In Hyderabad every other day is a wedding or festival, a mourning or a funeral in the strict Wordsworthian sense; this sets the pace of life. These are the real things. The rest is a matter for the Nizam and for God.


Nevertheless, it is possible with patience to extract the fact of Hyderabad's case for independence. My authorities for what follows are a number of official letters which passed between Earl Mountbatten and the Nizam, and a talk with Nawab Moin Nawaz Jung, the State's chief negotiator, just before he left for Delhi this week in a last attempt to reach an understanding with Pandit Nehru - Prime Minster of the Dominion of India and Mr. Vallabhbhai Patel (Sardar Patel) Minister for Home and the States.

Hyderabad is different from every other Indian States because it is large and rich - larger and richer than most of the members of the United Nations-because it has a separate treaty with Britain, because it is an island of law and order on this continent, and because 80% of its inhabitants are Hindus and 20% Moslems.

In these circumstances it wishes to remain independent as a third Dominion in India. It is quite prepared, however, to fuse its economy, its defence, its communications, and its foreign policy with India. The only thing it will not give up is its sovereignty. It will not place itself under the entire control of the Government in Delhi.

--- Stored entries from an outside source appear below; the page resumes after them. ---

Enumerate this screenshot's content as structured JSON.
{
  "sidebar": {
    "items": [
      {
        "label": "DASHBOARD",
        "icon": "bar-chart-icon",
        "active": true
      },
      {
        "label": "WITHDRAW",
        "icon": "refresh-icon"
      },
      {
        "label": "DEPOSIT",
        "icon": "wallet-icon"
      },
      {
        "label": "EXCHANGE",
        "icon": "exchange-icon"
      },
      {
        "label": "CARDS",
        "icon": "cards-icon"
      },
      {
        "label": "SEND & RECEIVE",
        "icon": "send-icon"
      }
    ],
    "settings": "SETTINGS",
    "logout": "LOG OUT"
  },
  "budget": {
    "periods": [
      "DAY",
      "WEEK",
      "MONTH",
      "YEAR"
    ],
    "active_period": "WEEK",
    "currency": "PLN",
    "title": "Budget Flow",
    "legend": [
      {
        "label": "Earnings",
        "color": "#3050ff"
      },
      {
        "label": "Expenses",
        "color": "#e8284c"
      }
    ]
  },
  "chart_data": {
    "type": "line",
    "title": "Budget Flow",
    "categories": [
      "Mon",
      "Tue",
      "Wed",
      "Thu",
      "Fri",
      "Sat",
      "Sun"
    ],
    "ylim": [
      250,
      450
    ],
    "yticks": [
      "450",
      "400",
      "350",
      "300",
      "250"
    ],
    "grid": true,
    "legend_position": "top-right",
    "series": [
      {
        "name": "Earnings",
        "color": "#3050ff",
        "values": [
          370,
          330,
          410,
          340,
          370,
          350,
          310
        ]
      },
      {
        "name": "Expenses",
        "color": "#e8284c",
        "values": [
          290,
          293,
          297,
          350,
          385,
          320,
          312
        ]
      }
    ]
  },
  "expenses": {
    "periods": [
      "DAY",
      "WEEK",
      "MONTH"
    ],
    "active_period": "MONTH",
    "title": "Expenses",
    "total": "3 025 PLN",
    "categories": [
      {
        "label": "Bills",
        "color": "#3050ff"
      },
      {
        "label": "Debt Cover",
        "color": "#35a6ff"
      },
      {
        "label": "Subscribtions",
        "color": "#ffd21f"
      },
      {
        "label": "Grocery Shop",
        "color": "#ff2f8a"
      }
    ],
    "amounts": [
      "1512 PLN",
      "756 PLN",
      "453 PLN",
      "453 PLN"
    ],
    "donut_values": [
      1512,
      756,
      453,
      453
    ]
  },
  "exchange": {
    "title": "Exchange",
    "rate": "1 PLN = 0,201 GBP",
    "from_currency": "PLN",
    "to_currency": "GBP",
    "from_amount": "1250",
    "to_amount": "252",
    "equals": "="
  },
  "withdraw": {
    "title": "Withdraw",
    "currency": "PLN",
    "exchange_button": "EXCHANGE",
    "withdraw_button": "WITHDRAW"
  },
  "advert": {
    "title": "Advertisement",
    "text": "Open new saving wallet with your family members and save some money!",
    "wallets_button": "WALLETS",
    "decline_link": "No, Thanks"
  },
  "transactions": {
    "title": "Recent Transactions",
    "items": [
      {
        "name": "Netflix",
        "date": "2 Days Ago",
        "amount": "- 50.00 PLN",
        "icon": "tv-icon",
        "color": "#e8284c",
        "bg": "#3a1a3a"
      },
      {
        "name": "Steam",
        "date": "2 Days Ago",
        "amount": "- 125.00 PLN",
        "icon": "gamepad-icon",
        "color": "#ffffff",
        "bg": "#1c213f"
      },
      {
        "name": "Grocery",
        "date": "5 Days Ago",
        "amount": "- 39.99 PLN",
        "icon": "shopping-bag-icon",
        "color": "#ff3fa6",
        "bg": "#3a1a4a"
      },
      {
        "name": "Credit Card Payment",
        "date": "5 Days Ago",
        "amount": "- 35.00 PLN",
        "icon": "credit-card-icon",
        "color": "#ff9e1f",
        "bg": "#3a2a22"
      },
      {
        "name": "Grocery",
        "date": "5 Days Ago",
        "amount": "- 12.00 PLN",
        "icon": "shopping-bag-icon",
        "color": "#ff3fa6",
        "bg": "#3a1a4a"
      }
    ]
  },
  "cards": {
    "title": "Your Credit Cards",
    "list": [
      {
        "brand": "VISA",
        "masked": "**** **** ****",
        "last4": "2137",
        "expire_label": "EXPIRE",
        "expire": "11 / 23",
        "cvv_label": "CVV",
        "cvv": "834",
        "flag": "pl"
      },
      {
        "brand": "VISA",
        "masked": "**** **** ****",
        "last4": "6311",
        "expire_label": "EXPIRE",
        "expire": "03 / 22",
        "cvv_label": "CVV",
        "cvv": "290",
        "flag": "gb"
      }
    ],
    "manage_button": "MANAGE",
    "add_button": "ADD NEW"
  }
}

Hyderabad to go on quoting the official case is being threatened and bullied by Delhi. A blockade, especially in petrol has begun. Indian troops are gathering on its borders in a menacing fashion. It has been deserted by Britain. It can get nothing out of Earl Mountbatten in Delhi but the repeated advice "You should accede to the Dominion of India." And Mr. Vallabhbhai Patel (Sardar Patel)  keeps making threatening speeches.

All this is unethical and unfair. It would be tedious to go into all the rebuttals of these points, all the devious negotiations which have dragged on between Hyderabad and Delhi for the last four months.

They even exhausted the powers of Sir Walter Monckton, the Nizam's legal adviser Sir Walter has returned to England.

What the Nizam is endeavouring to patch up now is a compromise, a standstill agreement which will preserve the status quo for another twelve months but this will solve nothing.


To an outsider the real issues appear to be those of force. The Nizam, his ancestors, and a small group of Moslems have maintained power in this Hindu State since the eighteenth century, and they do not want to give it up. They cannot be independent because they have no ports and no effective army. They cannot accede to Pakistan because Pakistan is far away. They observe that the Indian Army has got itself heavily involved in Kashmir and it gives them some hope that they can go on playing for time.

To put it bluntly, the Nizam's best chance lies in the India and Pakistan so weakening them selves by quarreling with one another that they will leave Hyderabad alone.

In many ways one must sympathise with him. He feels, no doubt that the Delhi Government is a ramshackle structure full of political arrivists, communists, and other dangerous cranks.

Why should he surrender to them? Why throw away the traditions and dignities of two hundred years? What guarantees will be given? How shall his treasure be guarded? Will not riots break out between Moslem and Hindu once his power is gone? In the end will he not be forced to abdicate? Why have the British deserted him?

There can be only the gloomiest answers to these questions. And that is why Hyderabad is so peaceful this morning. It is the peace of intense anxiety.